Southeast remembers Dr. Gerald McDougall
Many who knew Dr. Gerald McDougall remember him as a kind-spirited man who dedicated more than two decades of his life as dean of Southeast Missouri State University's Harrison College of Business and a pioneer in supporting the development of creative entrepreneurial endeavors.
A Celebration of Life event was held on Friday, March 10, in Southeast's Robert A. Dempster Hall atrium for students, staff, faculty, family and friends to honor the life and legacy of McDougall, who died on Sunday, March 5, of natural causes.
When Karen McDougall talked about her late husband, she expressed how kind and compassionate he was, not only toward his family, but also to his students.
"He wanted what was best for that person," she said. "He wanted that for his students what was best for them. I think he went out of his way. I've been hearing stories about letters for how he helped me to get into a doctorate program."
Like Karen McDougall, Kristin Grupas, the youngest daughter of McDougall's, described her father as being a man that loved the university and his students.
"I remember him really being open to students," Grupas said. "We had students over to our house before. We had students attend our Thanksgiving dinners, if somebody didn't have a place to go."
The way McDougall treated his students is the same way Bryn Wilson, oldest daughter of the McDougall's said he treated her and Grupas.
"He wanted us to do our best and we were always told do your best and I'm awfully proud of you," Wilson said.
McDougall's unwavering love and support for his students is true as Harman Malhi, a graduate student in the Harrison College of Business, shared the effect he had on her.
"I got to know him personally and he always had students as his first priority," Malhi said. "Even in his different decisions that he had to take as an administrator, he always put students' interests as the foremost motive."
Positive affirmations such as leaving sticky notes or emails is something McDougall's students and colleagues said he did to praise them for their accomplishments.
Malhi recalled receiving a thank-you note from him by email the Friday before he died congratulating her on her win in the Show-Me MBA Competition.
"The Friday before this happened, I actually received a thank-you card from him in my email and I cried," Malhi said. "The Monday when I got back home and knowing that he passed away, I was like, 'this is the last thing that he sent.' He never missed a chance to appreciate his staff, his students in any way possible."
As a dean at Southeast for 24 years, it is clear McDougall had a lot of experience as a leader of a department. With McDougall's extensive work as a dean he was able to shed knowledge and share advice to his colleagues.

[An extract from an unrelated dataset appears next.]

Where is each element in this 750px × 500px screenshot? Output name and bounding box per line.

Dr. Alisha Youngblood Ortiz, interim chair of the Department of Accounting since August, said McDougall was all ears whenever she went into his office to confide in him about her new leadership role.
"I started as interim chair back for the department back in August and I went by his office to ask him questions almost every day. Sometimes I would go and vent," Ortiz said. "Early on I apologized to him, I said I'm sorry for coming into your office complaining and venting about things. He just smiled and said 'When I was first moving up through the ranks I needed somebody who I knew could go into their office, say anything I needed to say and get it off my chest.'"
Before McDougall's death, he was planning to retire from Southeast in June.
McDougall served as the dean of Southeast's Harrison College of Business and as the associate provost for Extended Learning. During his stint as dean, the Harrison College of Business received its business accreditation through the Association to Advance Collegiate Schools of Business (AACSB) International. He also oversaw many other major accomplishments in the Harrison College of Business.
Lastly, McDougall supported the developing and foundation of Catapult Creative House, the Douglas C. Green Center for Innovation and Entrepreneurship and the Center for Business and Economic Research.